A Streamlined Investment Framework for the Modern Economy

One of the most noteworthy aspects of the new Law on Investment 2025 is its simplified structure. Compared with the previous 2020 law — which had 77 articles — the updated version now has 52 articles organized into seven chapters, signaling a clearer and more concise legal framework. This simplification is aimed at significantly reducing red tape and improving the clarity of investment rules.

Faster Market Entry and Licensing

Under the new law, foreign investors can now establish an economic organization before securing an Investment Registration Certificate (IRC) for their project, a departure from the previous requirement that mandated project approval first. This change reduces administrative burdens and allows investors to set up a legal business presence more quickly while preparing full documentation.

Another positive development is the ability for investors to open direct capital accounts to contribute initial project funds before receiving the IRC, a move that streamlines financial setup and enhances liquidity flexibility during early project phases.

vietnam's hightech investment law
Source: Freepik

Smarter Approvals with Decentralization

The Law on Investment 2025 introduces a more efficient decentralized approval structure, transferring authority from national to provincial levels for many investment decisions. While the National Assembly retains oversight for projects requiring special mechanisms or policies, the Prime Minister and People’s Committee Chairs of provinces now have expanded powers to approve or delegate project approvals. This reform is designed to accelerate decision-making and improve local accountability.

By narrowing the scope of projects requiring high-level approval and redistributing authority, the law empowers regional authorities to respond swiftly to investor needs, a key competitive advantage as Vietnam competes with other ASEAN economies for strategic FDI.

Simplification of Conditional Business Activities

In a bold move to foster a more open business environment, the Law on Investment 2025 reduces the number of conditional business lines and revises the scope of others. Previously, certain industries such as tax procedure services, customs procedures, and data center services faced additional licensing restrictions — many of which have now been removed or simplified.

The streamlined classification is expected to lower compliance costs, simplify entry requirements, and give domestic and foreign investors greater freedom in choosing business activities aligned with Vietnam’s development priorities.

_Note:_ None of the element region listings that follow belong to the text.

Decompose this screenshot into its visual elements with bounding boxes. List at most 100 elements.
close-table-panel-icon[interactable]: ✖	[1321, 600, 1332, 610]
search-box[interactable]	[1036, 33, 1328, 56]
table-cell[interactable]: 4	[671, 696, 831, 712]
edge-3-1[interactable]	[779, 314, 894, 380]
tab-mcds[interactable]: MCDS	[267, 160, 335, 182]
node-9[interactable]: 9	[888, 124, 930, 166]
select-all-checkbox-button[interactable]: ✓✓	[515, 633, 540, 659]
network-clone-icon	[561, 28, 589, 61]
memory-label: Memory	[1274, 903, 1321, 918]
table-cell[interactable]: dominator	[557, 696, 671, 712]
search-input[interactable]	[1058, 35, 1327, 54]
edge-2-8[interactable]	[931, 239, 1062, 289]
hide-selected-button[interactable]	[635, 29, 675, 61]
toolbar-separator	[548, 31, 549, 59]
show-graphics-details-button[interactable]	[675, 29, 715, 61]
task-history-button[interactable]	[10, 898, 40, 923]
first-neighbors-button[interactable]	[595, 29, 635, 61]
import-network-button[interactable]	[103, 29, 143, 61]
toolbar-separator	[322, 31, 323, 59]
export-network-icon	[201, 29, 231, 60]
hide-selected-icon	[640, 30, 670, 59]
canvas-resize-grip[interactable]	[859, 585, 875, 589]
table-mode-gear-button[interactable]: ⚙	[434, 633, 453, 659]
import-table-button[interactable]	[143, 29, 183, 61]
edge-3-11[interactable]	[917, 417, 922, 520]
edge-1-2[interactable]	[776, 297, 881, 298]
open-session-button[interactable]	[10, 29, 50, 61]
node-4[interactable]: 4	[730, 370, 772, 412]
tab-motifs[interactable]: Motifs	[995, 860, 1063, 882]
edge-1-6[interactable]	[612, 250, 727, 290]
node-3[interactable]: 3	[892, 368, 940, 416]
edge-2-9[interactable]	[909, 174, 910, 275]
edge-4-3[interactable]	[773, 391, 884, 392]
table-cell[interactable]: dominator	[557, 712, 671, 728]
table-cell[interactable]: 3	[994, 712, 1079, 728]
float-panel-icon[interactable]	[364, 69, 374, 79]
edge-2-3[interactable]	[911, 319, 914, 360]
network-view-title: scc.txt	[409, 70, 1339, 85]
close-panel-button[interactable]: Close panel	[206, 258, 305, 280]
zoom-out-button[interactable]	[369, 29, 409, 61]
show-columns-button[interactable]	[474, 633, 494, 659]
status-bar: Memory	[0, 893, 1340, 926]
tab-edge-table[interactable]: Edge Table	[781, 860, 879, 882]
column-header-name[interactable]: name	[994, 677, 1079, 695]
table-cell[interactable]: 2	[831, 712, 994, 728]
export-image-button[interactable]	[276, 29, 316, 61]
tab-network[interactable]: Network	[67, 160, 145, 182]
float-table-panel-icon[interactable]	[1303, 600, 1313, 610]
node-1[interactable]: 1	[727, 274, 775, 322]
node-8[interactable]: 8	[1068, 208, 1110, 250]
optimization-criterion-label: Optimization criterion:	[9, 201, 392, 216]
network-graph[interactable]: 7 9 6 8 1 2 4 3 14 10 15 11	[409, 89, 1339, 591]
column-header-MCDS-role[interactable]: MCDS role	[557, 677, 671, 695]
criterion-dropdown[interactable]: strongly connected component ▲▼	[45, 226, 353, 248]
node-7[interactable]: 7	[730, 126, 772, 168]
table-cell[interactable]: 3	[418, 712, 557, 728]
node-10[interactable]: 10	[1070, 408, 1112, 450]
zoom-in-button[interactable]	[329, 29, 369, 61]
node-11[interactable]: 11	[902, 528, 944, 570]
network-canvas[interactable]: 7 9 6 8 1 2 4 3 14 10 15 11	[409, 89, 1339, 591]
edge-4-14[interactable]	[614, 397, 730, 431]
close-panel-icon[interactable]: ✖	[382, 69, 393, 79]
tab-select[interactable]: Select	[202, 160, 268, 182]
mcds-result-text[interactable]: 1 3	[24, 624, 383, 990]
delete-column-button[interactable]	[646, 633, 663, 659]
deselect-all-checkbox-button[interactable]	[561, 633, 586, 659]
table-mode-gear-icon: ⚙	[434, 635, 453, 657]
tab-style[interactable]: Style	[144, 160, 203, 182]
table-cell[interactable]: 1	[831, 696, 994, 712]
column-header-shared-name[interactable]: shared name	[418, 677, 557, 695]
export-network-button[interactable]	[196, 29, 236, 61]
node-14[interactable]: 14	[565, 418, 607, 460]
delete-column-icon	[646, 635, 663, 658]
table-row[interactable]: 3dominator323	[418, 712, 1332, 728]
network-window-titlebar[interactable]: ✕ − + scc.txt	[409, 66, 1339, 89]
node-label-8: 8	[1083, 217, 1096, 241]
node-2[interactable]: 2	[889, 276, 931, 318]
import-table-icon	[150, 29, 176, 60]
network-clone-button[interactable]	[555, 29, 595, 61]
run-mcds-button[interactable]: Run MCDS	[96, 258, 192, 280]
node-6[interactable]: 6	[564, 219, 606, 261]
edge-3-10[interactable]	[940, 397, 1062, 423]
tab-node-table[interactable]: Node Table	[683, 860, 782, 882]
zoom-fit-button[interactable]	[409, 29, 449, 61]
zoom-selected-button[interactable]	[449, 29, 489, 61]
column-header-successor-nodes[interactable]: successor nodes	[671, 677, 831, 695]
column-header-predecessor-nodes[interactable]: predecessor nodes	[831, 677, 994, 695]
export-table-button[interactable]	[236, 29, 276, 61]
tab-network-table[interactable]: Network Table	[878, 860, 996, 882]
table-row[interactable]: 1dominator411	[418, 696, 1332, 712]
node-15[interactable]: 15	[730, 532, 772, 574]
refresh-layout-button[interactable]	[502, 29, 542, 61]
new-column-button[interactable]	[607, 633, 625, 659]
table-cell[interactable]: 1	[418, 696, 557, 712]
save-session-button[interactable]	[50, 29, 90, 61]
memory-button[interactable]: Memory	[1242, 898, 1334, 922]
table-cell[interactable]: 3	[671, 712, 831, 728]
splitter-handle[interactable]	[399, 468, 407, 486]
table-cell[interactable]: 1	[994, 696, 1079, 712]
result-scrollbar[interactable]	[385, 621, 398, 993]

Expanded Investment Incentives for Strategic Sectors

A central highlight of the new law is the shift from a detailed listing of incentivized industries to a policy-objective-driven approach. Rather than enumerating every industry eligible for incentives, the law emphasizes broad strategic goals, such as:

  • Encouraging science and technology, digital innovation, semiconductors, and high-tech industries
  • Promoting a green economy, renewable energy, and digital transformation
  • Supporting the development of industrial clusters, value chains, and high-value export industries
  • Enhancing education, training, healthcare, and infrastructure development

This forward-looking approach — focused on outcomes rather than checklist criteria — reflects Vietnam’s ambition to attract investment with spillover effects and long-term impact.

In addition, the law expands the scope of locations eligible for investment incentives, including not only traditional industrial and export processing zones but also free trade zones, high-tech agriculture zones, and international financial centers — widening opportunity horizons for investors.

Reducing Project Adjustment Requirements

To further support investor autonomy, the new law removes two common triggers for investment project adjustments, namely changes to capital above 20% and changes to assessed technology, leaving only five specified cases where adjustments would still be required. This shift signals a move toward greater operational freedom for investors, reducing bureaucratic friction for project expansion and refinement.